Russian popular prints (lubok) in the context of the Western European printmaking

Date
Tue January 9th 2018, 4:30pm
Location
Pigott Hall 260-216

Speaker(s): Manfred Schruba (University of Milan)

Many Russian popular prints (lubok) of the eighteenth and early nineteenth-century are connected in different ways (genetically and typologically) with Western European sources and counterparts – from archetypical parallels, the borrowing of separate motifs and themes, through paraphrase and imitation of picture subjects, up to more or less exact copying of the Western original.

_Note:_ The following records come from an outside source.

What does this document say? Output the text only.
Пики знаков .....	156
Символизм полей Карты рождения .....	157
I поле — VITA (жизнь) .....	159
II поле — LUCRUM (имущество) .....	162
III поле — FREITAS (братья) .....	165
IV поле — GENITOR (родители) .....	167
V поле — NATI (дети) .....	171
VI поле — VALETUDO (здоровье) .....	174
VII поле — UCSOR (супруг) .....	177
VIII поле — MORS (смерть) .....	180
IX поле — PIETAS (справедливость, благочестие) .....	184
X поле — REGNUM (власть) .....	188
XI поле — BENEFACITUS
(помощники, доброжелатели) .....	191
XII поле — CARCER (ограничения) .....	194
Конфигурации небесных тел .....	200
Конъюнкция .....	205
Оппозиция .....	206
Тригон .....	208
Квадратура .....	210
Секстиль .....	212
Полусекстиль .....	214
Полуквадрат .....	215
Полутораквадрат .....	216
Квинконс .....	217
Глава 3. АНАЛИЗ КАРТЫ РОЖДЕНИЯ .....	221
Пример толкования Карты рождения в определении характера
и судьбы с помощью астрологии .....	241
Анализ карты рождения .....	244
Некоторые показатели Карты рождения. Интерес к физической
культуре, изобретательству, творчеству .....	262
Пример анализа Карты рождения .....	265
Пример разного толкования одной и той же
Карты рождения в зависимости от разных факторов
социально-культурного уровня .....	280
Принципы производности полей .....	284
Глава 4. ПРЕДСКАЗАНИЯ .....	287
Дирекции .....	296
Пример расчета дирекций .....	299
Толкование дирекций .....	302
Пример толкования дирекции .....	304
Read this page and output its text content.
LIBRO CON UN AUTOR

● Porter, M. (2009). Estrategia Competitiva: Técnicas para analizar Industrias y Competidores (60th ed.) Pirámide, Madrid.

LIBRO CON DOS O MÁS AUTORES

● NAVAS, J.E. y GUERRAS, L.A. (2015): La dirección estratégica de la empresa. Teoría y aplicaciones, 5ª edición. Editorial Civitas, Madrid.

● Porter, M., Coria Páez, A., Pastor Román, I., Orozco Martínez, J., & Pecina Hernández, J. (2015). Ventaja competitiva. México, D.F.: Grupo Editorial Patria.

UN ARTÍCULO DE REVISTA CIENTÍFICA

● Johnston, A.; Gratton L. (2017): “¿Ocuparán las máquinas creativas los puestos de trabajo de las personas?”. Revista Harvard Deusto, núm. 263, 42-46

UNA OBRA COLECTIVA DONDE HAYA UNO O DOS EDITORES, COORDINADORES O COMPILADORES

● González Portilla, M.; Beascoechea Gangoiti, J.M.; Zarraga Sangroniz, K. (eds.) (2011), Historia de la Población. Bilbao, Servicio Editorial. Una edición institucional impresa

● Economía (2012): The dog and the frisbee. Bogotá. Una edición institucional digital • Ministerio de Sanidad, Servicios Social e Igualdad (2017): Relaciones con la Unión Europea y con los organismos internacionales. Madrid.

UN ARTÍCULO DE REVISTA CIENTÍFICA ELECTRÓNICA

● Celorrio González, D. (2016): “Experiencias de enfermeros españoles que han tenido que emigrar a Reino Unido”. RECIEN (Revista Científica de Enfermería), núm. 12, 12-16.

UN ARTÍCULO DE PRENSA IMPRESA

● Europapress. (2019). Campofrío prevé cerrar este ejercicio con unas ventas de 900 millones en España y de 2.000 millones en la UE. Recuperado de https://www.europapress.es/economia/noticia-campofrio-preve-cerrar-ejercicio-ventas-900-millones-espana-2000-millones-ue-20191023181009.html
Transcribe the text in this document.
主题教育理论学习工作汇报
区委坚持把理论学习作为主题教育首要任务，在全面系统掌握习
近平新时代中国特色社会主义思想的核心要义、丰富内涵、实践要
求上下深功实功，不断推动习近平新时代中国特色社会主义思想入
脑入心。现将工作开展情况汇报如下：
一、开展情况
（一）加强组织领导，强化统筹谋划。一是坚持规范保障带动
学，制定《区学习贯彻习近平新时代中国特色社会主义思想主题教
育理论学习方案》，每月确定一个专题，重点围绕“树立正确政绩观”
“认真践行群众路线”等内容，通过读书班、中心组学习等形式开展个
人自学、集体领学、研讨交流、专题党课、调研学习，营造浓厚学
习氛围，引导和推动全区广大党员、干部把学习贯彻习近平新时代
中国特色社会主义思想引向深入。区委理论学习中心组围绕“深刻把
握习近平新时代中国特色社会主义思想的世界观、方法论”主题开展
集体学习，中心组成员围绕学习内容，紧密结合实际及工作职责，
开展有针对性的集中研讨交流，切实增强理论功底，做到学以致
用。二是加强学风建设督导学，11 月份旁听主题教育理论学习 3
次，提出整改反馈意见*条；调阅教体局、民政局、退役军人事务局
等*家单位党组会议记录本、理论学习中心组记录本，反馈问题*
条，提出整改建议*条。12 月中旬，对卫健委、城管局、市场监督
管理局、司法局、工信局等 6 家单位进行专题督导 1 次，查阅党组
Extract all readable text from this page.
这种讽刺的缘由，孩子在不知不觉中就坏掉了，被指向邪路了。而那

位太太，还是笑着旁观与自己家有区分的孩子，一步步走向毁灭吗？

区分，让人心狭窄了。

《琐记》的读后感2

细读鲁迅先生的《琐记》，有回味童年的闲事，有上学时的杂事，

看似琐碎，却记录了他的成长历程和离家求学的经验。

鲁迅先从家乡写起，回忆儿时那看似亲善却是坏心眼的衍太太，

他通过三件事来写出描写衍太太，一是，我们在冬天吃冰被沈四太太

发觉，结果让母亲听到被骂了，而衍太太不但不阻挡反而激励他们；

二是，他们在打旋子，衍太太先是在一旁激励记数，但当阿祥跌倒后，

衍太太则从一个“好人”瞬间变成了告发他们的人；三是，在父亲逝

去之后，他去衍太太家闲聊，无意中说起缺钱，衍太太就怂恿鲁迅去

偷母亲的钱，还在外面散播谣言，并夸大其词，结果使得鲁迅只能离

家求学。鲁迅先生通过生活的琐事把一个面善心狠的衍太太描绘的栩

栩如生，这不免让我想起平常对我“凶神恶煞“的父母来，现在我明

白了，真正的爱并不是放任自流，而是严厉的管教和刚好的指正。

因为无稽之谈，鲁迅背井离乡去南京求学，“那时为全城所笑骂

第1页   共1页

The lecture discusses the genetical aspect of the connection between the Russian lubok and Western European prints. It gives an overview of the most important research work on this topic from D.A. Rovinskii up to the present and introduces some new finds of hitherto not identified Western sources of Russian popular prints.
The lecture discusses also the introduction of the libertine culture in eighteenth century Russia which found its expression in the art of lubok. Most of these prints range from frivolous to bluntly erotic, while being humorous and pursuing satirical purposes. A detailed analysis of the representation of fops in the folk picture Pan Tryk and Khersonia and in other cheap prints demonstrates the German, French and English origins of these pictures
 
Professor Manfred Schruba is the author of the monographs Studien zu den burlesken Dichtungen V.I. Majkovs (Wiesbaden 1997), Literaturnye ob’’edineniia Moskvy i Peterburga 1890– 1917 (Moscow 2004) and Slovar’ psevdonimov russkogo zarubezh’ia v Evrope (1917–1945) (Moscow 2018). He is coauthor and co-editor of an annotated 4-volume edition of the editorial correspondence of the most important Russian emigré literary review, Sovremennye zapiski (1920–1940). Manfred Schruba had taught in Münster, Bochum, and Cologne (Germany) and at the University Ca’ Foscari in Venice (Italy) before his appointment to Professorship at the University of Milan (Università degli Studi di Milano) in 2017. He is a member of the editorial council of the international scholarly journals Literaturnyj fakt (Moscow), Studia litterarum (Moscow). Ezhegodnik Doma russkogo zarubezh’ia (Moscow) and Rusistica Latviensis (Riga), member of the editorial board of the series Literaturnoe nasledstvo (Moscow) and Biblioteka zhurnala “Quaestio Rossica” (Ekaterinburg).